HABER: Caner AKTAN
(TUNCELİ) – İçişleri Bakanlığı kararıyla 22 Kasım 2024’te görevden alınarak yerine kayyum atanan eski Tunceli Ovacık Belediye Başkanı Mustafa Sarıgül, Kürt sorununa yönelik yürütülen sürece ilişkin “Hepimizin en çok istediği şey bu ülkede kalıcı bir barışın sağlanmasıdır. Halkın iradesinin tanındığı bir ortam oluşturulmadıkça barış mümkün değildir” dedi.
Mustafa Sarıgül, ANKA Haber Ajansı’na yaptığı açıklamada, barış ve huzur söylemleriyle başlatılan sürecin demokratikleşme ve adalet yönünde somut adımlar içermediğini kaydetti. Sarıgül, “Ortada bir barış süreci olduğu söyleniyor ama hâlâ içeride 16-17 belediye başkanı var. Cumhuriyet Halk Partisi’nden de tutuklu başkanlar bulunuyor. Eğer gerçekten bir barıştan, bir milli dayanışmadan söz edilecekse, bunun ilk ve en açık göstergesi kayyumların derhal geri çekilmesidir” şeklinde konuştu.
“Kayyumlar bir suçun sonucu değil, doğrudan halkın iradesinin gasp edilmesidir”

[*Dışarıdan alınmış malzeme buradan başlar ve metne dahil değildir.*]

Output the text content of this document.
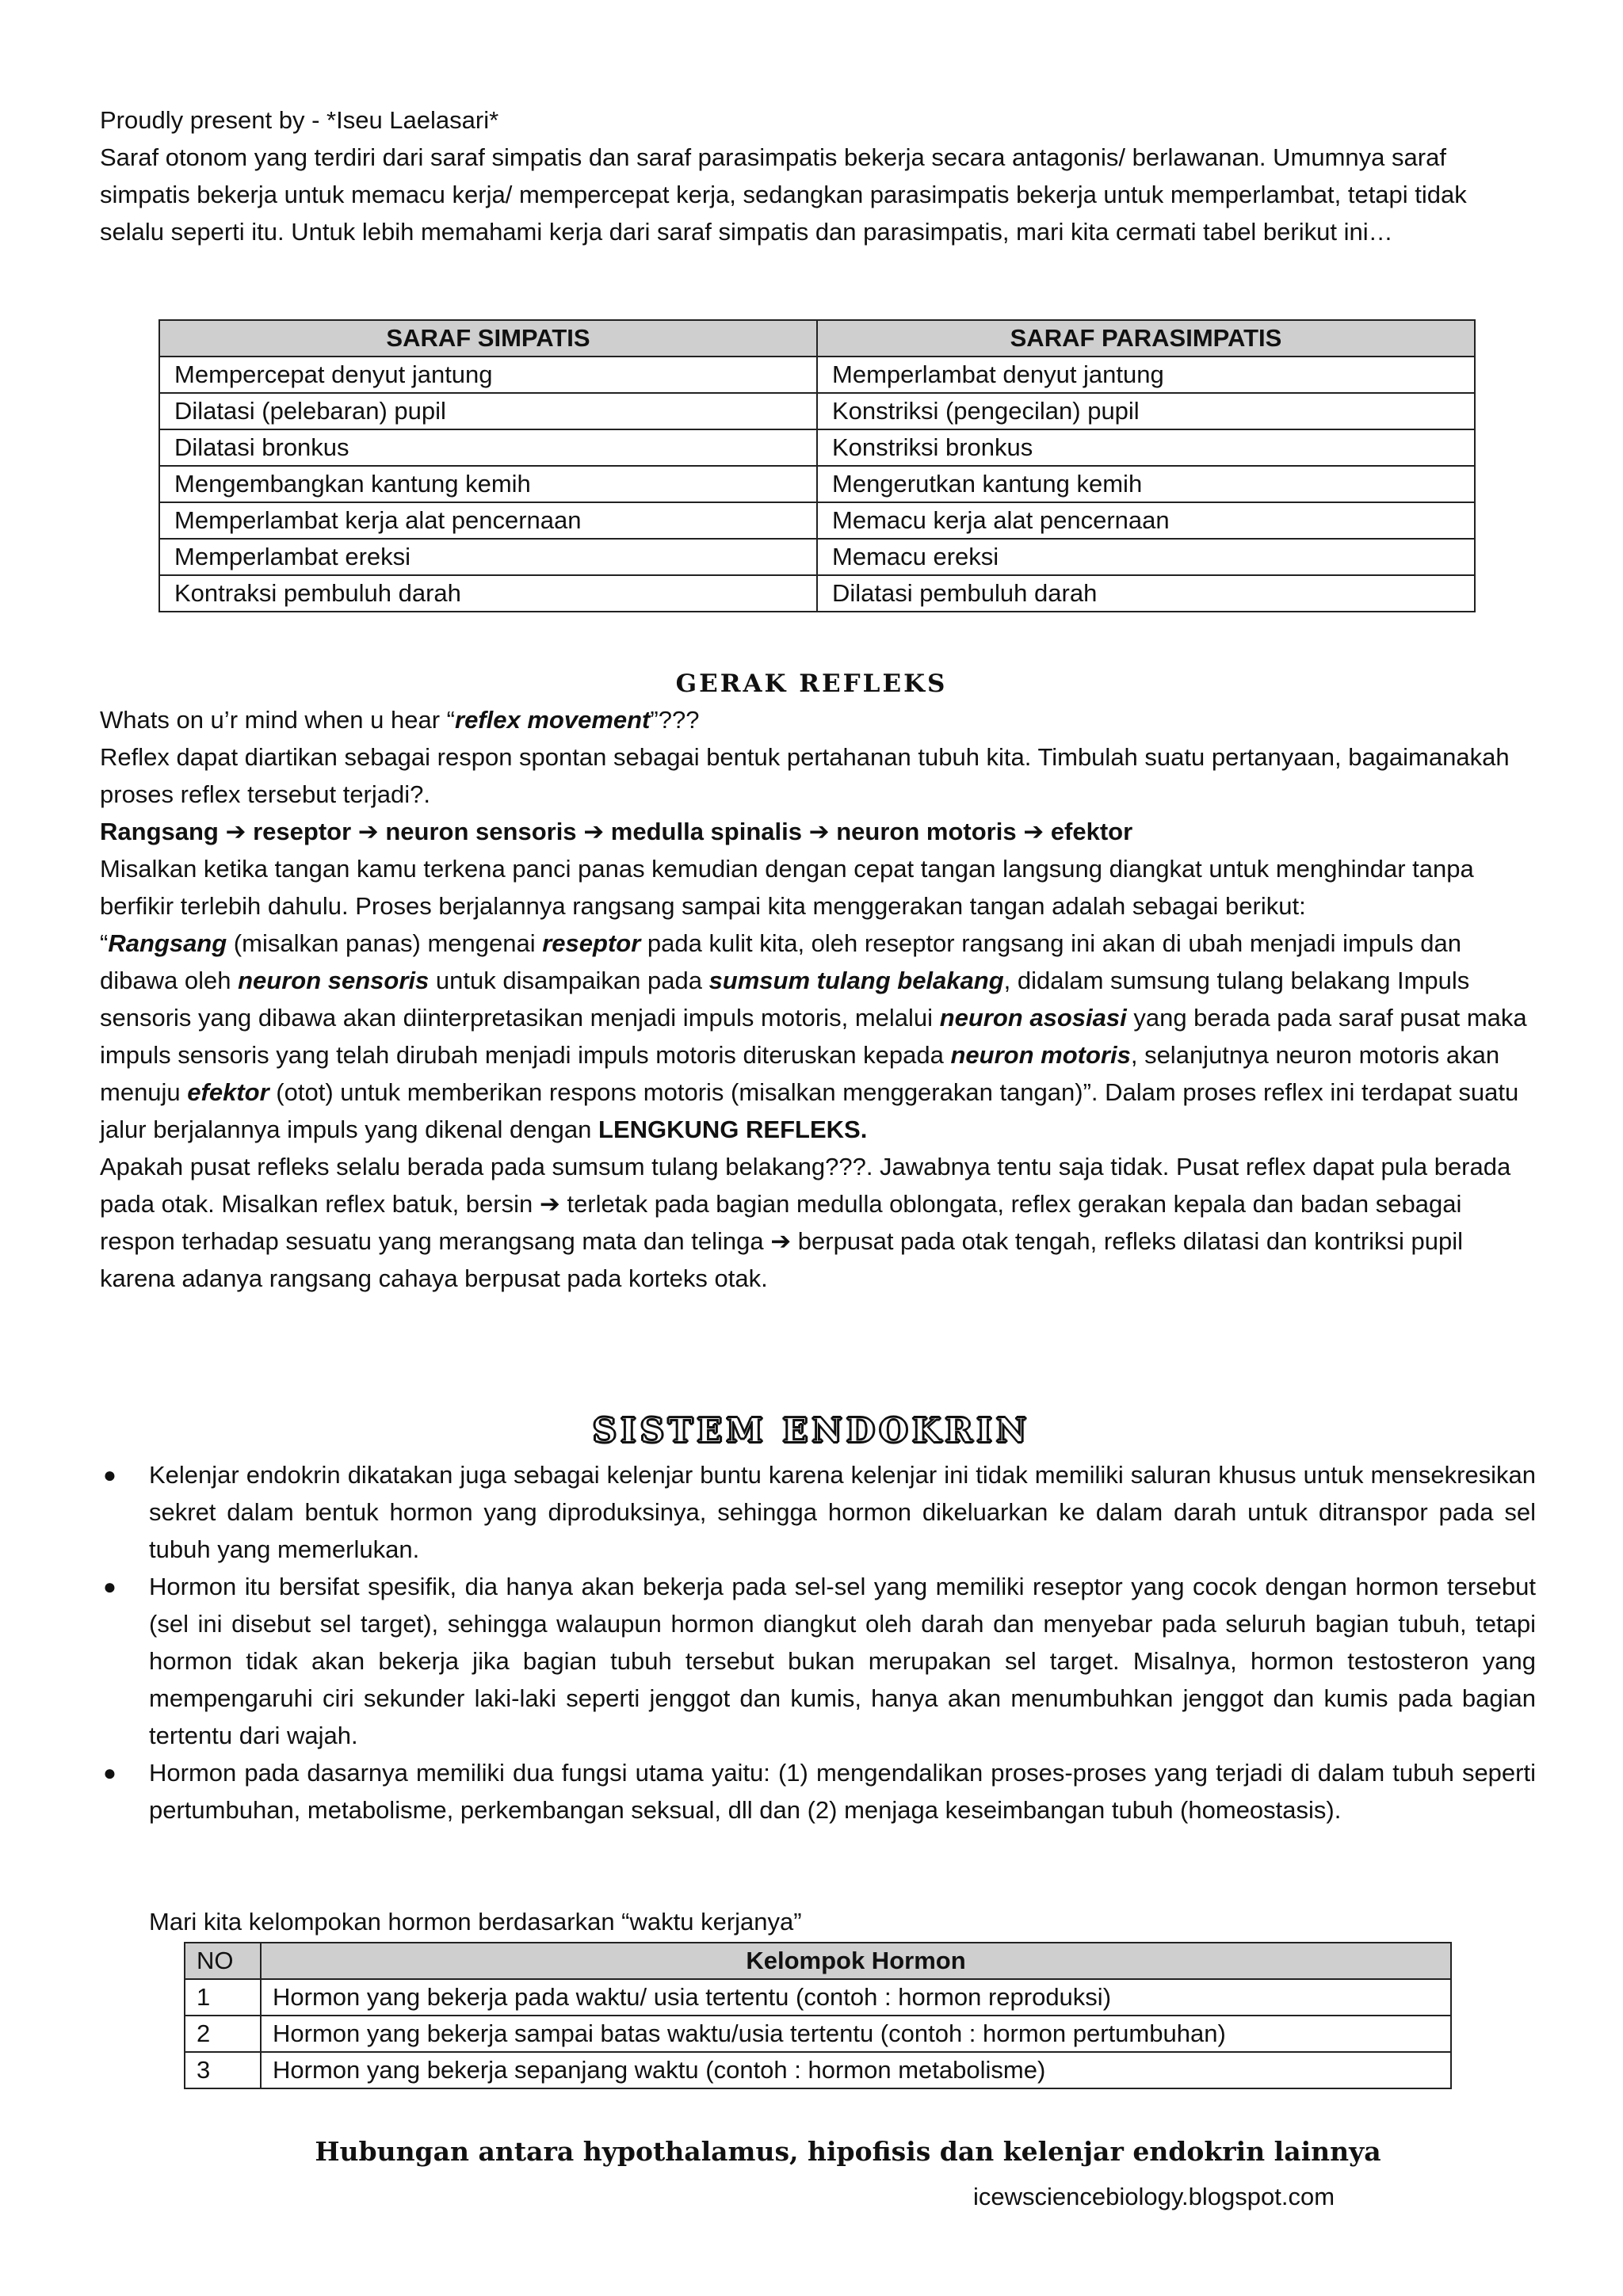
Proudly present by - *Iseu Laelasari*

Saraf otonom yang terdiri dari saraf simpatis dan saraf parasimpatis bekerja secara antagonis/ berlawanan. Umumnya saraf simpatis bekerja untuk memacu kerja/ mempercepat kerja, sedangkan parasimpatis bekerja untuk memperlambat, tetapi tidak selalu seperti itu. Untuk lebih memahami kerja dari saraf simpatis dan parasimpatis, mari kita cermati tabel berikut ini…

SARAF SIMPATIS	SARAF PARASIMPATIS
Mempercepat denyut jantung	Memperlambat denyut jantung
Dilatasi (pelebaran) pupil	Konstriksi (pengecilan) pupil
Dilatasi bronkus	Konstriksi bronkus
Mengembangkan kantung kemih	Mengerutkan kantung kemih
Memperlambat kerja alat pencernaan	Memacu kerja alat pencernaan
Memperlambat ereksi	Memacu ereksi
Kontraksi pembuluh darah	Dilatasi pembuluh darah
GERAK REFLEKS

Whats on u’r mind when u hear “reflex movement”???

Reflex dapat diartikan sebagai respon spontan sebagai bentuk pertahanan tubuh kita. Timbulah suatu pertanyaan, bagaimanakah proses reflex tersebut terjadi?.

Rangsang ➔ reseptor ➔ neuron sensoris ➔ medulla spinalis ➔ neuron motoris ➔ efektor

Misalkan ketika tangan kamu terkena panci panas kemudian dengan cepat tangan langsung diangkat untuk menghindar tanpa berfikir terlebih dahulu. Proses berjalannya rangsang sampai kita menggerakan tangan adalah sebagai berikut:

“Rangsang (misalkan panas) mengenai reseptor pada kulit kita, oleh reseptor rangsang ini akan di ubah menjadi impuls dan dibawa oleh neuron sensoris untuk disampaikan pada sumsum tulang belakang, didalam sumsung tulang belakang Impuls sensoris yang dibawa akan diinterpretasikan menjadi impuls motoris, melalui neuron asosiasi yang berada pada saraf pusat maka impuls sensoris yang telah dirubah menjadi impuls motoris diteruskan kepada neuron motoris, selanjutnya neuron motoris akan menuju efektor (otot) untuk memberikan respons motoris (misalkan menggerakan tangan)”. Dalam proses reflex ini terdapat suatu jalur berjalannya impuls yang dikenal dengan LENGKUNG REFLEKS.

Apakah pusat refleks selalu berada pada sumsum tulang belakang???. Jawabnya tentu saja tidak. Pusat reflex dapat pula berada pada otak. Misalkan reflex batuk, bersin ➔ terletak pada bagian medulla oblongata, reflex gerakan kepala dan badan sebagai respon terhadap sesuatu yang merangsang mata dan telinga ➔ berpusat pada otak tengah, refleks dilatasi dan kontriksi pupil karena adanya rangsang cahaya berpusat pada korteks otak.

SISTEM ENDOKRIN
● Kelenjar endokrin dikatakan juga sebagai kelenjar buntu karena kelenjar ini tidak memiliki saluran khusus untuk mensekresikan sekret dalam bentuk hormon yang diproduksinya, sehingga hormon dikeluarkan ke dalam darah untuk ditranspor pada sel tubuh yang memerlukan.
● Hormon itu bersifat spesifik, dia hanya akan bekerja pada sel-sel yang memiliki reseptor yang cocok dengan hormon tersebut (sel ini disebut sel target), sehingga walaupun hormon diangkut oleh darah dan menyebar pada seluruh bagian tubuh, tetapi hormon tidak akan bekerja jika bagian tubuh tersebut bukan merupakan sel target. Misalnya, hormon testosteron yang mempengaruhi ciri sekunder laki-laki seperti jenggot dan kumis, hanya akan menumbuhkan jenggot dan kumis pada bagian tertentu dari wajah.
● Hormon pada dasarnya memiliki dua fungsi utama yaitu: (1) mengendalikan proses-proses yang terjadi di dalam tubuh seperti pertumbuhan, metabolisme, perkembangan seksual, dll dan (2) menjaga keseimbangan tubuh (homeostasis).
Mari kita kelompokan hormon berdasarkan “waktu kerjanya”
NO	Kelompok Hormon
1	Hormon yang bekerja pada waktu/ usia tertentu (contoh : hormon reproduksi)
2	Hormon yang bekerja sampai batas waktu/usia tertentu (contoh : hormon pertumbuhan)
3	Hormon yang bekerja sepanjang waktu (contoh : hormon metabolisme)
Hubungan antara hypothalamus, hipofisis dan kelenjar endokrin lainnya
icewsciencebiology.blogspot.com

Kayyum uygulamasının demokratik süreci zedelediğini vurgulayan Sarıgül, şunları söyledi:
“Kayyumlar bir suçun sonucu değil, doğrudan halkın iradesinin gasbedilmesidir. Seçimle gelmiş, legal zeminde siyaset yapan, hiçbir şiddet eylemine bulaşmamış insanlardan bahsediyoruz. Bu kişilerin yerine kayyum atanması, barış sürecine de demokrasinin geleceğine de zarar verir.”
Ovacık’ın halk iradesiyle seçilmiş bir yönetimi olduğunu hatırlatan Sarıgül, “Biz halka hizmet etmek için seçildik. Ancak halkın seçtiği yöneticilerin bir kararnameyle görevden alınması, hem toplumsal güveni sarsıyor hem de adalet duygusunu yok ediyor.”
“Siyasi iktidar, yargıyı bir baskı aracı olarak kullanıyor”
Sarıgül, barış ve normalleşme sürecinin samimi olabilmesi için tutuklu belediye başkanlarının serbest bırakılması gerektiğini belirterek, “Normal şartlarda bu tip suçlamalar tutuklamayı gerektirmez. Ancak siyasi iktidar, yargıyı bir baskı aracı olarak kullanıyor. Bu tutum devam ettikçe toplum barışa inanmaz. Halkın güvenini kaybeden bir süreç başarıya ulaşamaz” ifadelerini kullandı.
“Halkın iradesinin tanındığı bir ortam oluşturulmadıkça barış mümkün değildir”
Barışın yalnızca söylemlerle değil, hukuki ve siyasi adımlarla sağlanabileceğini dile getiren Sarıgül, “Hepimizin en çok istediği şey bu ülkede kalıcı bir barışın sağlanmasıdır. Halkın iradesinin tanındığı bir ortam oluşturulmadıkça barış mümkün değildir” dedi.
Yeni yargı paketine de değinen Sarıgül, yalnızca düşünce açıklamaları ya da savunmalar üzerinden açılan davaların son bulması gerektiğini ifade etti. “Bugün birçok siyasetçi sadece sözlerinden dolayı cezalandırılıyor. Bu anlayış değişmedikçe hiçbir barış süreci kalıcı olamaz,” diyen Sarıgül, demokratik siyasetin korunması gerektiğini vurguladı.
“Kayyum değil, belediye meclisi devreye girmeli”
Sarıgül, hukuki süreçlerde demokratik mekanizmaların işletilmesi gerektiğini belirterek, sözlerini şöyle tamamladı:
“Eğer ortada sabit bir suç ve kesinleşmiş bir ceza varsa bile, belediyeye kayyum atanması doğru değildir. Böyle bir durumda belediye meclisi devreye girmeli ve halkın seçtiği irade süreci devam ettirmelidir. Bu ülkeye nefes aldıracak, huzur getirecek ve barışa olan inancı yeniden güçlendirecek adımlar bunlardır.”